Cold wallets are divided into several types. 

  • Hardware. Externally, they look like a basic flash drive for storing data. As long as no one but the owner has access to the hardware medium, the savings are completely safe. It should be borne in mind that such devices themselves are rather expensive, so it makes sense to buy them in the first place to store large sums of money in cryptocurrency. Ledger and Trezor are examples of hardware wallets.

  • Desktop. They combine the advantages of hardware wallets and applications that are used to store cryptocurrency. To fully protect your funds from fraudsters, you should, if possible, install a desktop wallet exclusively on standalone devices that not only cannot be connected to the Internet, but are not even used for operations within the local network. Only in this case will the desktop wallet be truly protected.

  • Paper-based. Actually do not represent wallets, but only provide access to the assets that the holder has. As a rule, it is a piece of paper on which the access key in the form of a QR code or other encryption is printed.

Hot wallets

These are named in contrast to cold wallets, as they are connected to the Internet and blockchain and are intended for constant use. On the one hand, such wallets are convenient due to the fact that they are always available and it is difficult to lose them. On the other hand, they do not provide full autonomy and therefore do not offer full security guarantees.

Hot wallets come in two types, including browser-based extensions and mobile wallets.

The main types of hot wallets:

  • Browser-based. They exist in the form of extensions or plug-ins for browsers. They can be released for various platforms, including both common Windows, MacOS, and other less popular operating systems. The features of the wallet directly depend on which browser is used for its use. The owner can access his assets at almost any moment when there is an Internet connection.
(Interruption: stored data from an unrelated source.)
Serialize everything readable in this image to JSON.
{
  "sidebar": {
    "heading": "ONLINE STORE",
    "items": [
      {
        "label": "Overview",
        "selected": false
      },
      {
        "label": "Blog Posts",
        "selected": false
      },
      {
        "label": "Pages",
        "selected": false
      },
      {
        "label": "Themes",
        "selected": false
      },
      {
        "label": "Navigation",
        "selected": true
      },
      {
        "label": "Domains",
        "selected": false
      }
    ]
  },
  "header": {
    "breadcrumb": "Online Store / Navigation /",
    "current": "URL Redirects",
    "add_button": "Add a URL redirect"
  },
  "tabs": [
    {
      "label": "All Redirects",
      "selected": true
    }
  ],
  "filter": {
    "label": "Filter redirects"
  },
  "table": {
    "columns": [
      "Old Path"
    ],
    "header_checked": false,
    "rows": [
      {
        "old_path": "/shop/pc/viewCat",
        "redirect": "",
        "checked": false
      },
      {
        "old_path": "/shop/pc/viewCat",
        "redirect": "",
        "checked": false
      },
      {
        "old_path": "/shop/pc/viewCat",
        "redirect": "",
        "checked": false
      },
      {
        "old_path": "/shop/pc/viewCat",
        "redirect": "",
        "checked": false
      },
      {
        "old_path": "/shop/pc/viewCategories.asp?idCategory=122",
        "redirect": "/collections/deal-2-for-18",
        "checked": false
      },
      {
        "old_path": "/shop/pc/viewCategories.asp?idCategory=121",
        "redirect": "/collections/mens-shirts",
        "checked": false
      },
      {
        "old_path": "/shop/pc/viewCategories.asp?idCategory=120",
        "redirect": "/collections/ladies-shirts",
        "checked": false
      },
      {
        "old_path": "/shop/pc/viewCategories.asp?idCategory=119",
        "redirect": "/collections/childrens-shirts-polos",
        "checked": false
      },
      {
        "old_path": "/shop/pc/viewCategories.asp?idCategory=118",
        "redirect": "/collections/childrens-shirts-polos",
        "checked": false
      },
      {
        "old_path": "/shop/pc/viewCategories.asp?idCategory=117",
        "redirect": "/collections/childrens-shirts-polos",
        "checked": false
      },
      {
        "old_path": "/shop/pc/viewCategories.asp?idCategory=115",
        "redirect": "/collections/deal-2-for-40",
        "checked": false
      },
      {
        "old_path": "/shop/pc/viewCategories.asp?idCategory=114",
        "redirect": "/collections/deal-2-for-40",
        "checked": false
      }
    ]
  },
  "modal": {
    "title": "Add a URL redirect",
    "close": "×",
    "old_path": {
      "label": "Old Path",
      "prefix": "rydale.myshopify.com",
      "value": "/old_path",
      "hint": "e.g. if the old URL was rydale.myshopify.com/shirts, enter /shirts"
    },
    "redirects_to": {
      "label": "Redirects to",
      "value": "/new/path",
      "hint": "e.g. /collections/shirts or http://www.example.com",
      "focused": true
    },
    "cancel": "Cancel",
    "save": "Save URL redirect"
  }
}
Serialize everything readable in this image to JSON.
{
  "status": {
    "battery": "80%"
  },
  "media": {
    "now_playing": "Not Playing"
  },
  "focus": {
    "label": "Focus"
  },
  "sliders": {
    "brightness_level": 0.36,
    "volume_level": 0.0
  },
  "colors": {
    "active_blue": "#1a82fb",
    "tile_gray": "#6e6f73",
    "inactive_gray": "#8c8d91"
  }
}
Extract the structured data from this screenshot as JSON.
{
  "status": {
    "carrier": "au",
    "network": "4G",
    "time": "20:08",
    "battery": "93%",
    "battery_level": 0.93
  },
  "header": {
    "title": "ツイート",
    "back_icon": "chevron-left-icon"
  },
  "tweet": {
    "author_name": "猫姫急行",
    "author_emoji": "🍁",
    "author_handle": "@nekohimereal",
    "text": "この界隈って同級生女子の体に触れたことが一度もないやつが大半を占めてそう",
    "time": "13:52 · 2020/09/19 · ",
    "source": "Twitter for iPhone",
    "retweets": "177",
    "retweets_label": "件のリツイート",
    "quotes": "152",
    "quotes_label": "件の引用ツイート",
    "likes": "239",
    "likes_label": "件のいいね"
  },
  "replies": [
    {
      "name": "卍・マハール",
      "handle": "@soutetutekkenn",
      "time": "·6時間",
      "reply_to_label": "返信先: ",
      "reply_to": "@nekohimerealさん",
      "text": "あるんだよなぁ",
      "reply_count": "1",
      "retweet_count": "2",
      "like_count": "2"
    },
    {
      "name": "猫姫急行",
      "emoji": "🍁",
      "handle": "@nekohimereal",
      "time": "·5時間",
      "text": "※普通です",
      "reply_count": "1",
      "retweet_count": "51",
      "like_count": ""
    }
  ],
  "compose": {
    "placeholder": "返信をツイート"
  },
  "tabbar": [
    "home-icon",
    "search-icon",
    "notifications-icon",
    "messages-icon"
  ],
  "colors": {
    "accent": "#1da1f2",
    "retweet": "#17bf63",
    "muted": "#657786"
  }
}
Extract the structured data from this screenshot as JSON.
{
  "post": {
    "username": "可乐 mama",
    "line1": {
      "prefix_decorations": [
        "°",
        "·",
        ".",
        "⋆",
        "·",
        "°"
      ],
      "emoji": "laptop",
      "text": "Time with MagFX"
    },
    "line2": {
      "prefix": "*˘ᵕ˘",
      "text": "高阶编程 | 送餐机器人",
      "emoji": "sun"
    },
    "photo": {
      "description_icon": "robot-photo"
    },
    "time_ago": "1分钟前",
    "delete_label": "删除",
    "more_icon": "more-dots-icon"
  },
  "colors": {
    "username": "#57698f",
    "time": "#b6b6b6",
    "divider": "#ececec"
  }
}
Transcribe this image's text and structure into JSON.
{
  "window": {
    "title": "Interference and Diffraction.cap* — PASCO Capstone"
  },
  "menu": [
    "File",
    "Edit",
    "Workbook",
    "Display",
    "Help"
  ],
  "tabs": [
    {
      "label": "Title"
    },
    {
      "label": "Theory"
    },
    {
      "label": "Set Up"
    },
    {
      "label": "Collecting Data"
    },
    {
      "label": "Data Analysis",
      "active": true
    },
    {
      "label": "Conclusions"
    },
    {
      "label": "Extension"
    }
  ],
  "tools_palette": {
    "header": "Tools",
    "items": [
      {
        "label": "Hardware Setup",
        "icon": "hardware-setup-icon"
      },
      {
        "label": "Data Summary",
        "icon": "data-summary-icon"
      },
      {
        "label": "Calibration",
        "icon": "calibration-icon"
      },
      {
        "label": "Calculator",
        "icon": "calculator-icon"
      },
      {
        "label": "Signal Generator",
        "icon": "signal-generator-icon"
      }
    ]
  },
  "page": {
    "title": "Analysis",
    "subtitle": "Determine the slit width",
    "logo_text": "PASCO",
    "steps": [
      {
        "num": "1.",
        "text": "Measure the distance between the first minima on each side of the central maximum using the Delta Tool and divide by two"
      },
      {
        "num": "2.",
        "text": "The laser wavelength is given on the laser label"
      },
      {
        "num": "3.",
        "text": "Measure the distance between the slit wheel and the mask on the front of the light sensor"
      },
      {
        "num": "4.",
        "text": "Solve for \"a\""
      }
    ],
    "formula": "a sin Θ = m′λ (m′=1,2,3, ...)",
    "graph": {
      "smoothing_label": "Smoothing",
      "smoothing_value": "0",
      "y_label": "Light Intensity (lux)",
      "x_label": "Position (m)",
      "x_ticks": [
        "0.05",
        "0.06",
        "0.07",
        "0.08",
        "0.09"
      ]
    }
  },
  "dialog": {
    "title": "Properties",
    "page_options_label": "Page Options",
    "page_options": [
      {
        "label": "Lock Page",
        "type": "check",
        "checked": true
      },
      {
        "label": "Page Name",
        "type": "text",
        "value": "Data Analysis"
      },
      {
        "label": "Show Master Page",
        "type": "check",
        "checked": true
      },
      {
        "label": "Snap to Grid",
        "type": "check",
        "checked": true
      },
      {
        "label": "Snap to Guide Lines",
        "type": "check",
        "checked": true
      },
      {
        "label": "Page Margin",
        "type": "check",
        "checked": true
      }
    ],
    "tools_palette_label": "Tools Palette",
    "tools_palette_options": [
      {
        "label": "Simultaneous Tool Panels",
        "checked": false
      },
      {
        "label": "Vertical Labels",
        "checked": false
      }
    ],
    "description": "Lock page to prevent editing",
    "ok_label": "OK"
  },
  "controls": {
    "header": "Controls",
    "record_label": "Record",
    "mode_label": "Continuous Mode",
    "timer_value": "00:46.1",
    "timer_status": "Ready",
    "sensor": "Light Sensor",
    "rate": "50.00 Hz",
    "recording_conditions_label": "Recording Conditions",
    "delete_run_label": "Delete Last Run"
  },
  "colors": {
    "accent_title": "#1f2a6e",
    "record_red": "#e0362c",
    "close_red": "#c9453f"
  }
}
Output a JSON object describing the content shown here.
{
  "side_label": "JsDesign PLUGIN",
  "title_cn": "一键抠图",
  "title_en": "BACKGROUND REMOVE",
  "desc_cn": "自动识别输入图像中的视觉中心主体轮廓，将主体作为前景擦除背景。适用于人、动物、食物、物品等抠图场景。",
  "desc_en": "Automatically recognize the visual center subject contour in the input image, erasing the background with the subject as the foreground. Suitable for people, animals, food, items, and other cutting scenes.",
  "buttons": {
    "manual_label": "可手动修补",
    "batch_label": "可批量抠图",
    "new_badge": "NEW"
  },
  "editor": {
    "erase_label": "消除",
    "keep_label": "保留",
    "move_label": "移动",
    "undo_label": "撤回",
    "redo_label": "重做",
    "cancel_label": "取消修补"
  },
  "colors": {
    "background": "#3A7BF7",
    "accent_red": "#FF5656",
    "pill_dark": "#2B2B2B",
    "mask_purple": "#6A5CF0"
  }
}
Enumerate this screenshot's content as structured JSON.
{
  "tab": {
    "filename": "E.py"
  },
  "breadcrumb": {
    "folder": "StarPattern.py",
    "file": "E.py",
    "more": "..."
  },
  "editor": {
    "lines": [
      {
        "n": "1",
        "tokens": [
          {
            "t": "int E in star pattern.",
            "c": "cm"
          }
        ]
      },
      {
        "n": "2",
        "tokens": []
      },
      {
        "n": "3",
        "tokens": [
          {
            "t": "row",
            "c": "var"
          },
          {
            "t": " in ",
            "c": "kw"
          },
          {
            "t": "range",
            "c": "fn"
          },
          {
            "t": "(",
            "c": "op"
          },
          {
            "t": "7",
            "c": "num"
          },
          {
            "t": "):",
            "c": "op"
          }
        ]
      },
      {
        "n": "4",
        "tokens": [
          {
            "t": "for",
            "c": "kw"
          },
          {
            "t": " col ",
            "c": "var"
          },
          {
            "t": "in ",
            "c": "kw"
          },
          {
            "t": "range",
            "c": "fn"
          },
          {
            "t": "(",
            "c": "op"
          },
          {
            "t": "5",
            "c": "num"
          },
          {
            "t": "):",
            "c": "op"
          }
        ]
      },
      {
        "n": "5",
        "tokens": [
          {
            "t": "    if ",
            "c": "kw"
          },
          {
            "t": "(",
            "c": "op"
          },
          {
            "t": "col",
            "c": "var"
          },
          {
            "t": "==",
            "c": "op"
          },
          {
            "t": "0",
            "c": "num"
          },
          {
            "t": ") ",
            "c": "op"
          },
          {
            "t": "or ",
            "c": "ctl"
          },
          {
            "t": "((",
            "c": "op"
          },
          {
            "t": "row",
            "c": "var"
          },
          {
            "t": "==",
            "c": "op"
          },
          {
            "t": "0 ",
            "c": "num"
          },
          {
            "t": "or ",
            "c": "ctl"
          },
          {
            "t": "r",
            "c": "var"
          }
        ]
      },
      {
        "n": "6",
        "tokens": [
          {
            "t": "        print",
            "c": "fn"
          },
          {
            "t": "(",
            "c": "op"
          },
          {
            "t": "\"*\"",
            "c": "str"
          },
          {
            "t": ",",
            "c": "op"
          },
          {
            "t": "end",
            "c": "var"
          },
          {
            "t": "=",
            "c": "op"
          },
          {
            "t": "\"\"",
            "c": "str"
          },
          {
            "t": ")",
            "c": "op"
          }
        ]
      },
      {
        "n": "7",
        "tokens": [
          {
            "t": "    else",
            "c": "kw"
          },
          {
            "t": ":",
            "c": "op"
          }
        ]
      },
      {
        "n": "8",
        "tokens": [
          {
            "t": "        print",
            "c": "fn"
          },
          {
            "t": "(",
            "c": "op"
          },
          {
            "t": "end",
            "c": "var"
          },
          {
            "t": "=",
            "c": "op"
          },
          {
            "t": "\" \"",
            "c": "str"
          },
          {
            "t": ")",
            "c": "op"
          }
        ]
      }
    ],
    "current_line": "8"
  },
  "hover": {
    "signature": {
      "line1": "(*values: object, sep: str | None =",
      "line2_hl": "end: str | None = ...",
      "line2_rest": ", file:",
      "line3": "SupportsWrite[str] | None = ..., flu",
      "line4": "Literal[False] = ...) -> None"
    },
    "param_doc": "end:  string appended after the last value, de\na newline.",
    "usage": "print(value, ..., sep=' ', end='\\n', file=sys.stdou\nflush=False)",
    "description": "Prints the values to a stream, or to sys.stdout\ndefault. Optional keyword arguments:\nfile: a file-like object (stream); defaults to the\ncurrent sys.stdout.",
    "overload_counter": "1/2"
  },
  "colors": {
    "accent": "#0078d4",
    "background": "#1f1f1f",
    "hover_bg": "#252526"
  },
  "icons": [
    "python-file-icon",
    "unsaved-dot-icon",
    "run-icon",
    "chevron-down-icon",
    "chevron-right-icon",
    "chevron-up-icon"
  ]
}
    However, it should be taken into account that any unauthorized access to the browser will also give the attacker the opportunity to steal cryptocurrency assets as well. Therefore, such wallets are used primarily as buffer wallets or keep small amounts of money on them. An example of a browser wallet is MetaMask.

  • Mobile. These are used to store cryptocurrency on mobile devices in the form of an app. As in the case of a hot browser wallet, the disadvantages of this tool are pretty much the same. Because of this, they are also best used for relatively small amounts or for temporary storage of funds. We covered one of the most popular mobile cryptocurrency wallets TrustWallet in the article.

Safety Rules for Storing Cryptocurrency

It is important to remember that you will not be able to cancel a transaction, even if it was made by mistake, or it was carried out by an intruder.

It's crucial to keep in mind that cryptocurrency transactions, once executed, cannot be canceled.

The main rules to follow when storing cryptocurrency in a wallet: 

  • write down and store codes, through which a two-factor identification of the user is enabled;

  • do not use easy passwords, as well as do not duplicate them, do not use the same words and phrases for access on different resources;

  • do not connect to the global network through unprotected channels;

  • keep the seed-phrase on a physical medium (write it down); download software only from the official resource;

  • do not store all assets in one place.

Sometimes users may lose access to their cryptocurrency wallet. In such cases, it can be restored using several methods, which we have described in the article.

Which Cryptocurrency Storage Option to Choose

The storage solution for cryptocurrency savings depends on many factors: your knowledge and skills in handling cryptocurrency, how often you use it, the amount of savings and the desired speed of access to them.

Before choosing a way to store cryptocurrency, we recommend studying the offered terms of service and reading the user agreement. It is also important to keep in mind that the most reliable option for storing savings will be the one where only you have access to private keys and seed-phrase.